We believe that it is important for the operation of AI systems to be understandable and interpretable by people, for purposes of explaining the technology.”

And they are not the only ones; the UK government’s chief scientist has made similar calls: “Current approaches to liability and negligence are largely untested in this area. Asking, for example, whether an algorithm acted in the same way as a reasonable human professional would have done in the same circumstance assumes that this is an appropriate comparison to make. The algorithm may have been modelled on existing professional practice, so might meet this test by default. In some cases it may not be possible to tell that something has gone wrong, making it difficult for organisations to demonstrate they are not acting negligently or for individuals to seek redress. As the courts build experience in addressing these questions, a body of case law will develop.”

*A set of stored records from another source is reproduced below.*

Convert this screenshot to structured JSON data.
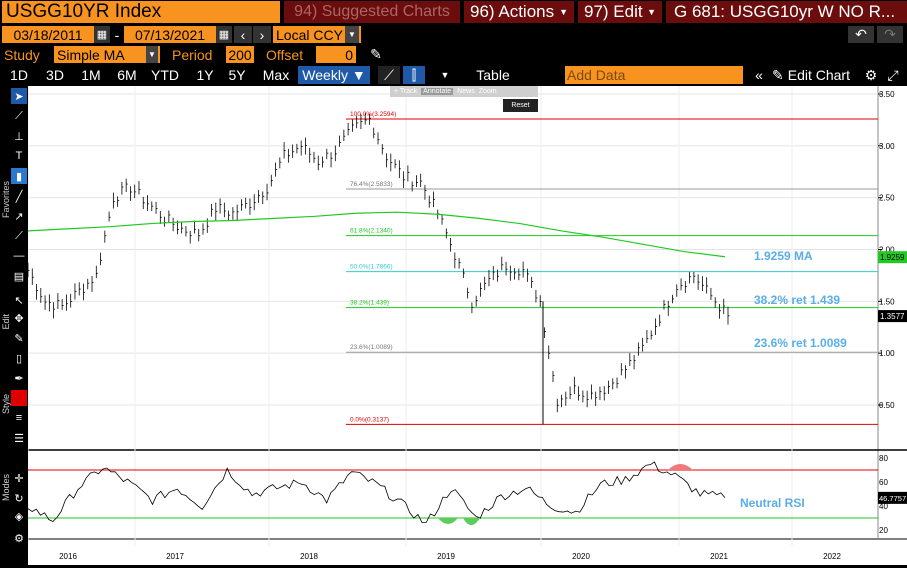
{
  "header": {
    "ticker": "USGG10YR Index",
    "suggested": "94) Suggested Charts",
    "actions": "96) Actions",
    "edit": "97) Edit",
    "gtitle": "G 681: USGG10yr W NO R..."
  },
  "dates": {
    "start": "03/18/2011",
    "sep": "-",
    "end": "07/13/2021",
    "ccy": "Local CCY"
  },
  "study": {
    "label": "Study",
    "name": "Simple MA",
    "period_label": "Period",
    "period": "200",
    "offset_label": "Offset",
    "offset": "0"
  },
  "ranges": [
    "1D",
    "3D",
    "1M",
    "6M",
    "YTD",
    "1Y",
    "5Y",
    "Max"
  ],
  "freq": "Weekly ▼",
  "toolbar": {
    "table": "Table",
    "add_data": "Add Data",
    "edit_chart": "Edit Chart"
  },
  "mini": [
    "+ Track",
    "Annotate",
    "News",
    "Zoom",
    "Reset"
  ],
  "side": {
    "favorites": "Favorites",
    "edit": "Edit",
    "style": "Style",
    "modes": "Modes"
  },
  "chart_data": {
    "type": "line",
    "x_labels": [
      "2016",
      "2017",
      "2018",
      "2019",
      "2020",
      "2021",
      "2022"
    ],
    "y_ticks": [
      "3.50",
      "3.00",
      "2.50",
      "2.00",
      "1.50",
      "1.00",
      "0.50"
    ],
    "rsi_ticks": [
      "80",
      "60",
      "40",
      "20"
    ],
    "fib": [
      {
        "label": "100.0%(3.2594)",
        "value": 3.2594,
        "color": "#e00000"
      },
      {
        "label": "76.4%(2.5833)",
        "value": 2.5833,
        "color": "#999999"
      },
      {
        "label": "61.8%(2.1340)",
        "value": 2.134,
        "color": "#22c922"
      },
      {
        "label": "50.0%(1.7866)",
        "value": 1.7866,
        "color": "#33cccc"
      },
      {
        "label": "38.2%(1.439)",
        "value": 1.439,
        "color": "#22c922"
      },
      {
        "label": "23.6%(1.0089)",
        "value": 1.0089,
        "color": "#999999"
      },
      {
        "label": "0.0%(0.3137)",
        "value": 0.3137,
        "color": "#e00000"
      }
    ],
    "annotations": {
      "ma": "1.9259 MA",
      "r382": "38.2% ret 1.439",
      "r236": "23.6% ret 1.0089",
      "rsi": "Neutral RSI"
    },
    "last": {
      "ma": "1.9259",
      "price": "1.3577",
      "rsi": "46.7757"
    },
    "series": [
      {
        "name": "Price",
        "values": [
          1.8,
          1.5,
          1.45,
          1.6,
          1.75,
          2.5,
          2.6,
          2.45,
          2.3,
          2.2,
          2.15,
          2.4,
          2.35,
          2.45,
          2.6,
          2.9,
          3.0,
          2.85,
          2.95,
          3.15,
          3.26,
          2.9,
          2.7,
          2.65,
          2.35,
          1.95,
          1.5,
          1.7,
          1.85,
          1.8,
          1.5,
          0.55,
          0.65,
          0.6,
          0.68,
          0.85,
          1.05,
          1.35,
          1.65,
          1.75,
          1.55,
          1.36
        ]
      },
      {
        "name": "MA",
        "values": [
          2.18,
          2.2,
          2.22,
          2.25,
          2.27,
          2.28,
          2.3,
          2.32,
          2.35,
          2.36,
          2.34,
          2.3,
          2.25,
          2.18,
          2.12,
          2.05,
          1.98,
          1.93
        ]
      },
      {
        "name": "RSI",
        "values": [
          40,
          28,
          55,
          72,
          60,
          45,
          55,
          40,
          70,
          50,
          55,
          60,
          45,
          68,
          58,
          42,
          25,
          55,
          30,
          48,
          55,
          40,
          35,
          58,
          62,
          75,
          65,
          50,
          47
        ]
      }
    ]
  }
}
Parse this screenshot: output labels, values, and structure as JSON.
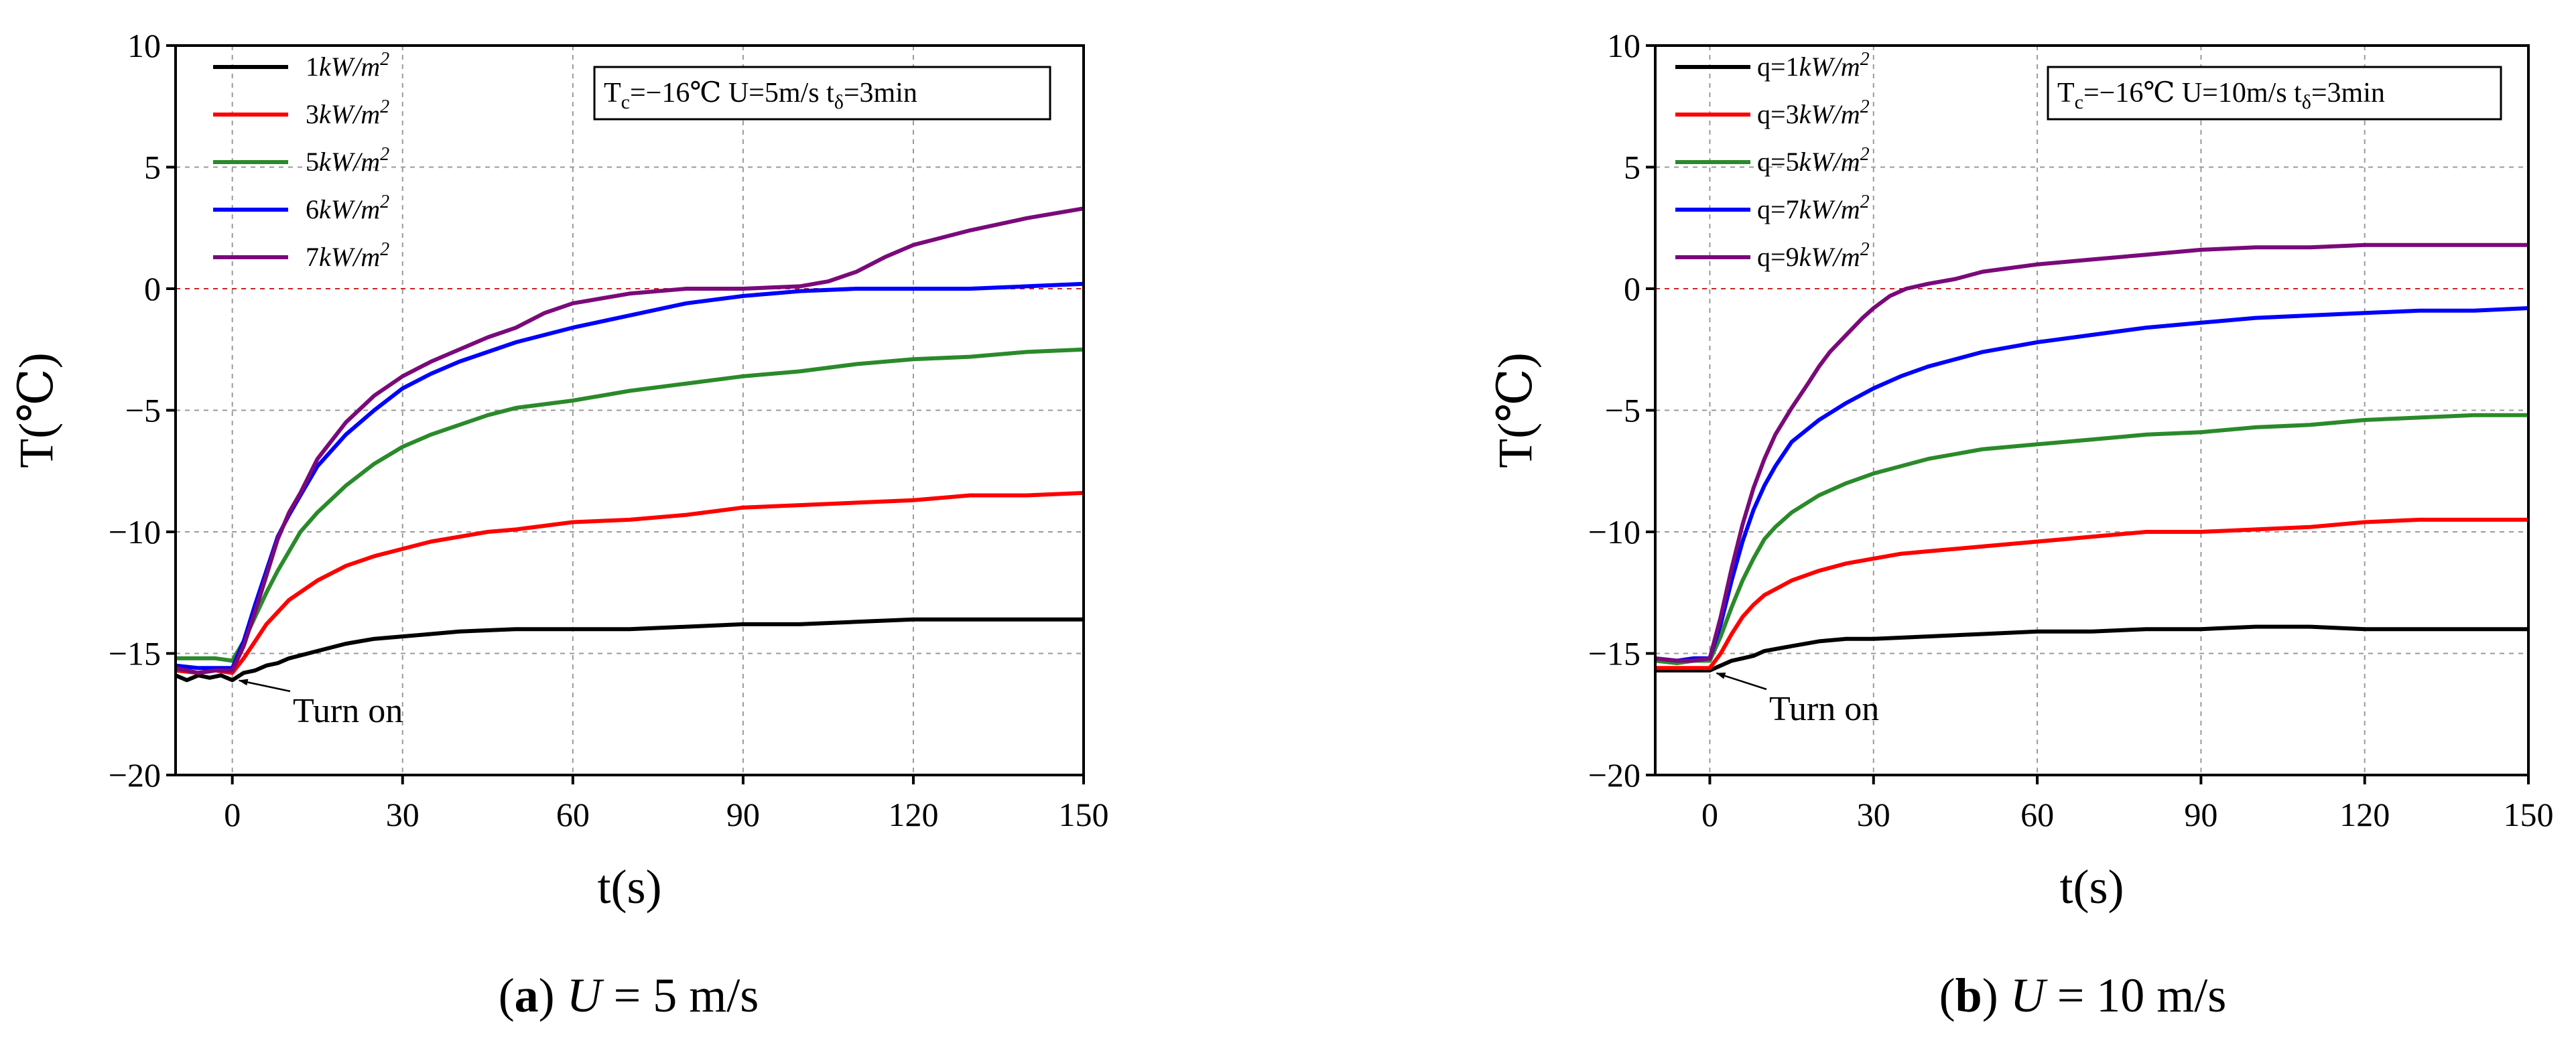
{
  "chart_data": [
    {
      "id": "a",
      "type": "line",
      "caption": {
        "label": "a",
        "open": "(",
        "close": ")",
        "var": "U",
        "eq": "=",
        "value": "5",
        "unit": "m/s"
      },
      "conditions": {
        "tc_sym": "T",
        "tc_sub": "c",
        "tc_val": "=−16℃",
        "u_text": "U=5m/s",
        "t_sym": "t",
        "t_sub": "δ",
        "t_val": "=3min"
      },
      "annotation": {
        "text": "Turn on",
        "x": 0,
        "y": -16
      },
      "xlabel": "t(s)",
      "ylabel": "T(℃)",
      "xlim": [
        -10,
        150
      ],
      "ylim": [
        -20,
        10
      ],
      "xticks": [
        0,
        30,
        60,
        90,
        120,
        150
      ],
      "yticks": [
        -20,
        -15,
        -10,
        -5,
        0,
        5,
        10
      ],
      "tick_labels": {
        "x": [
          "0",
          "30",
          "60",
          "90",
          "120",
          "150"
        ],
        "y": [
          "−20",
          "−15",
          "−10",
          "−5",
          "0",
          "5",
          "10"
        ]
      },
      "zero_line": true,
      "grid": true,
      "legend_position": "top-left",
      "series": [
        {
          "name": "1kW/m²",
          "label_prefix": "",
          "label_num": "1",
          "label_unit": "kW/m",
          "label_exp": "2",
          "color": "#000000",
          "x": [
            -10,
            -8,
            -6,
            -4,
            -2,
            0,
            2,
            4,
            6,
            8,
            10,
            15,
            20,
            25,
            30,
            35,
            40,
            50,
            60,
            70,
            80,
            90,
            100,
            110,
            120,
            130,
            140,
            150
          ],
          "y": [
            -15.9,
            -16.1,
            -15.9,
            -16.0,
            -15.9,
            -16.1,
            -15.8,
            -15.7,
            -15.5,
            -15.4,
            -15.2,
            -14.9,
            -14.6,
            -14.4,
            -14.3,
            -14.2,
            -14.1,
            -14.0,
            -14.0,
            -14.0,
            -13.9,
            -13.8,
            -13.8,
            -13.7,
            -13.6,
            -13.6,
            -13.6,
            -13.6
          ]
        },
        {
          "name": "3kW/m²",
          "label_prefix": "",
          "label_num": "3",
          "label_unit": "kW/m",
          "label_exp": "2",
          "color": "#ff0000",
          "x": [
            -10,
            -6,
            -3,
            0,
            2,
            4,
            6,
            8,
            10,
            15,
            20,
            25,
            30,
            35,
            40,
            45,
            50,
            60,
            70,
            80,
            90,
            100,
            110,
            120,
            130,
            140,
            150
          ],
          "y": [
            -15.7,
            -15.8,
            -15.7,
            -15.8,
            -15.2,
            -14.5,
            -13.8,
            -13.3,
            -12.8,
            -12.0,
            -11.4,
            -11.0,
            -10.7,
            -10.4,
            -10.2,
            -10.0,
            -9.9,
            -9.6,
            -9.5,
            -9.3,
            -9.0,
            -8.9,
            -8.8,
            -8.7,
            -8.5,
            -8.5,
            -8.4
          ]
        },
        {
          "name": "5kW/m²",
          "label_prefix": "",
          "label_num": "5",
          "label_unit": "kW/m",
          "label_exp": "2",
          "color": "#2a8a2a",
          "x": [
            -10,
            -6,
            -3,
            0,
            2,
            4,
            6,
            8,
            10,
            12,
            15,
            20,
            25,
            30,
            35,
            40,
            45,
            50,
            60,
            70,
            80,
            90,
            100,
            110,
            120,
            130,
            140,
            150
          ],
          "y": [
            -15.2,
            -15.2,
            -15.2,
            -15.3,
            -14.5,
            -13.5,
            -12.5,
            -11.6,
            -10.8,
            -10.0,
            -9.2,
            -8.1,
            -7.2,
            -6.5,
            -6.0,
            -5.6,
            -5.2,
            -4.9,
            -4.6,
            -4.2,
            -3.9,
            -3.6,
            -3.4,
            -3.1,
            -2.9,
            -2.8,
            -2.6,
            -2.5
          ]
        },
        {
          "name": "6kW/m²",
          "label_prefix": "",
          "label_num": "6",
          "label_unit": "kW/m",
          "label_exp": "2",
          "color": "#0000ff",
          "x": [
            -10,
            -6,
            -3,
            0,
            2,
            4,
            6,
            8,
            10,
            12,
            15,
            20,
            25,
            30,
            35,
            40,
            45,
            50,
            55,
            60,
            70,
            80,
            90,
            100,
            110,
            120,
            130,
            140,
            150
          ],
          "y": [
            -15.5,
            -15.6,
            -15.6,
            -15.6,
            -14.5,
            -13.0,
            -11.6,
            -10.2,
            -9.3,
            -8.5,
            -7.3,
            -6.0,
            -5.0,
            -4.1,
            -3.5,
            -3.0,
            -2.6,
            -2.2,
            -1.9,
            -1.6,
            -1.1,
            -0.6,
            -0.3,
            -0.1,
            0.0,
            0.0,
            0.0,
            0.1,
            0.2
          ]
        },
        {
          "name": "7kW/m²",
          "label_prefix": "",
          "label_num": "7",
          "label_unit": "kW/m",
          "label_exp": "2",
          "color": "#7a0a7a",
          "x": [
            -10,
            -6,
            -3,
            0,
            2,
            4,
            6,
            8,
            10,
            12,
            15,
            20,
            25,
            30,
            35,
            40,
            45,
            50,
            55,
            60,
            70,
            80,
            90,
            100,
            105,
            110,
            115,
            120,
            130,
            140,
            150
          ],
          "y": [
            -15.6,
            -15.8,
            -15.7,
            -15.7,
            -14.7,
            -13.3,
            -11.8,
            -10.3,
            -9.2,
            -8.4,
            -7.0,
            -5.5,
            -4.4,
            -3.6,
            -3.0,
            -2.5,
            -2.0,
            -1.6,
            -1.0,
            -0.6,
            -0.2,
            0.0,
            0.0,
            0.1,
            0.3,
            0.7,
            1.3,
            1.8,
            2.4,
            2.9,
            3.3
          ]
        }
      ]
    },
    {
      "id": "b",
      "type": "line",
      "caption": {
        "label": "b",
        "open": "(",
        "close": ")",
        "var": "U",
        "eq": "=",
        "value": "10",
        "unit": "m/s"
      },
      "conditions": {
        "tc_sym": "T",
        "tc_sub": "c",
        "tc_val": "=−16℃",
        "u_text": "U=10m/s",
        "t_sym": "t",
        "t_sub": "δ",
        "t_val": "=3min"
      },
      "annotation": {
        "text": "Turn on",
        "x": 0,
        "y": -15.7
      },
      "xlabel": "t(s)",
      "ylabel": "T(℃)",
      "xlim": [
        -10,
        150
      ],
      "ylim": [
        -20,
        10
      ],
      "xticks": [
        0,
        30,
        60,
        90,
        120,
        150
      ],
      "yticks": [
        -20,
        -15,
        -10,
        -5,
        0,
        5,
        10
      ],
      "tick_labels": {
        "x": [
          "0",
          "30",
          "60",
          "90",
          "120",
          "150"
        ],
        "y": [
          "−20",
          "−15",
          "−10",
          "−5",
          "0",
          "5",
          "10"
        ]
      },
      "zero_line": true,
      "grid": true,
      "legend_position": "top-left",
      "series": [
        {
          "name": "q=1kW/m²",
          "label_prefix": "q=",
          "label_num": "1",
          "label_unit": "kW/m",
          "label_exp": "2",
          "color": "#000000",
          "x": [
            -10,
            -6,
            -3,
            0,
            2,
            4,
            6,
            8,
            10,
            15,
            20,
            25,
            30,
            40,
            50,
            60,
            70,
            80,
            90,
            100,
            110,
            120,
            130,
            140,
            150
          ],
          "y": [
            -15.7,
            -15.7,
            -15.7,
            -15.7,
            -15.5,
            -15.3,
            -15.2,
            -15.1,
            -14.9,
            -14.7,
            -14.5,
            -14.4,
            -14.4,
            -14.3,
            -14.2,
            -14.1,
            -14.1,
            -14.0,
            -14.0,
            -13.9,
            -13.9,
            -14.0,
            -14.0,
            -14.0,
            -14.0
          ]
        },
        {
          "name": "q=3kW/m²",
          "label_prefix": "q=",
          "label_num": "3",
          "label_unit": "kW/m",
          "label_exp": "2",
          "color": "#ff0000",
          "x": [
            -10,
            -6,
            -3,
            0,
            2,
            4,
            6,
            8,
            10,
            15,
            20,
            25,
            30,
            35,
            40,
            50,
            60,
            70,
            80,
            90,
            100,
            110,
            120,
            130,
            140,
            150
          ],
          "y": [
            -15.6,
            -15.6,
            -15.6,
            -15.6,
            -15.0,
            -14.2,
            -13.5,
            -13.0,
            -12.6,
            -12.0,
            -11.6,
            -11.3,
            -11.1,
            -10.9,
            -10.8,
            -10.6,
            -10.4,
            -10.2,
            -10.0,
            -10.0,
            -9.9,
            -9.8,
            -9.6,
            -9.5,
            -9.5,
            -9.5
          ]
        },
        {
          "name": "q=5kW/m²",
          "label_prefix": "q=",
          "label_num": "5",
          "label_unit": "kW/m",
          "label_exp": "2",
          "color": "#2a8a2a",
          "x": [
            -10,
            -6,
            -3,
            0,
            2,
            4,
            6,
            8,
            10,
            12,
            15,
            20,
            25,
            30,
            35,
            40,
            50,
            60,
            70,
            80,
            90,
            100,
            110,
            120,
            130,
            140,
            150
          ],
          "y": [
            -15.3,
            -15.4,
            -15.3,
            -15.3,
            -14.3,
            -13.1,
            -12.0,
            -11.1,
            -10.3,
            -9.8,
            -9.2,
            -8.5,
            -8.0,
            -7.6,
            -7.3,
            -7.0,
            -6.6,
            -6.4,
            -6.2,
            -6.0,
            -5.9,
            -5.7,
            -5.6,
            -5.4,
            -5.3,
            -5.2,
            -5.2
          ]
        },
        {
          "name": "q=7kW/m²",
          "label_prefix": "q=",
          "label_num": "7",
          "label_unit": "kW/m",
          "label_exp": "2",
          "color": "#0000ff",
          "x": [
            -10,
            -6,
            -3,
            0,
            2,
            4,
            6,
            8,
            10,
            12,
            15,
            20,
            25,
            30,
            35,
            40,
            50,
            60,
            70,
            80,
            90,
            100,
            110,
            120,
            130,
            140,
            150
          ],
          "y": [
            -15.2,
            -15.3,
            -15.2,
            -15.2,
            -13.8,
            -12.0,
            -10.4,
            -9.1,
            -8.1,
            -7.3,
            -6.3,
            -5.4,
            -4.7,
            -4.1,
            -3.6,
            -3.2,
            -2.6,
            -2.2,
            -1.9,
            -1.6,
            -1.4,
            -1.2,
            -1.1,
            -1.0,
            -0.9,
            -0.9,
            -0.8
          ]
        },
        {
          "name": "q=9kW/m²",
          "label_prefix": "q=",
          "label_num": "9",
          "label_unit": "kW/m",
          "label_exp": "2",
          "color": "#7a0a7a",
          "x": [
            -10,
            -6,
            -3,
            0,
            2,
            4,
            6,
            8,
            10,
            12,
            15,
            18,
            20,
            22,
            25,
            28,
            30,
            33,
            36,
            40,
            45,
            50,
            60,
            70,
            80,
            90,
            100,
            110,
            120,
            130,
            140,
            150
          ],
          "y": [
            -15.2,
            -15.3,
            -15.3,
            -15.2,
            -13.5,
            -11.5,
            -9.7,
            -8.2,
            -7.0,
            -6.0,
            -4.9,
            -3.9,
            -3.2,
            -2.6,
            -1.9,
            -1.2,
            -0.8,
            -0.3,
            0.0,
            0.2,
            0.4,
            0.7,
            1.0,
            1.2,
            1.4,
            1.6,
            1.7,
            1.7,
            1.8,
            1.8,
            1.8,
            1.8
          ]
        }
      ]
    }
  ]
}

Building that case law knowledge will take time, as AI systems and their use matures and evidence from the field feeds in new data to make us understand better how to regulate AI systems. Current practice highlights that this is not easy: for example, the well-publicized, and unfortunately fatal crashes of a famous AV/EV car manufacturer, puzzle a lot of practitioners and law enforcement agencies: the interim report of one of the fatal crashes reported, points to a human driver error – as the driver did not react on time to prevent the fatal crash – but the role and functionality of the autopilot feature is at the core of this saga: did it malfunction by way of not identifying correctly the object that obstructed the vehicles’ route? It appears that the truck was cutting across the car’s path instead of driving directly in front of it, which the radar is better at detecting, and the camera-based system wasn’t trained to recognize the flat slab of a truck’s side as a threat. But even if it did, does it really matter?

The US transportation secretary voiced a warning that “drivers have a duty to take seriously their obligation to maintain control of a vehicle”. The problem appears to be in the public perception of what an autonomous vehicle can do. Marketing and commercial interests seem to have pushed out the message of what can be done rather than what can’t be done with a semi-autonomous vehicle. But this is changing now, in the light of the recent crashes and interestingly enough, if it was AI (by way of machine vision) and conventional technology (cameras and radar) that let us down, the manufacturer is bring in more AI to alleviate the situation and deliver a more robust and safe semi-autonomous driving experience.

Where do we go from here

So, any rushed initiative to put out some sort of an AI watchdog in response to our fears and misconception of the technology will, most likely, fail to deliver the anticipated results. We’d rather spend more time and effort to make sure we push out the right message about AI, what it can do and most importantly, what it can’t do. AI systems and current practice also needs to mature and reach a state where we have, at the very least, a traceable reasoning log and the system can adequately and in human terms, explain and demonstrate how it reached its decisions. Educating the public, law and policy stakeholders is critical too. As the early encounters with the law enforcement agencies in the AV/EV semi-autonomous vehicles show, there is little understanding of what the technology really does, and where you draw the line in a mixed human-machine environment; how do you identify the culprit in a symbiotic environment where is hard to tell who’s in control: human or machine? Or both?

I sense that what we need more is not a heavy handed, government-led or industry lobby-led watchdog, but commonly agreed practices, principles, protocols and common operating models that will help practitioners to deliver safe AI and beneficiaries to enjoy it. It may well be the case that once we develop a solid body of knowledge about best practices, protocols and models, we set up independent watchdogs, free from commercial influence, to make sure everyone is playing by the rules.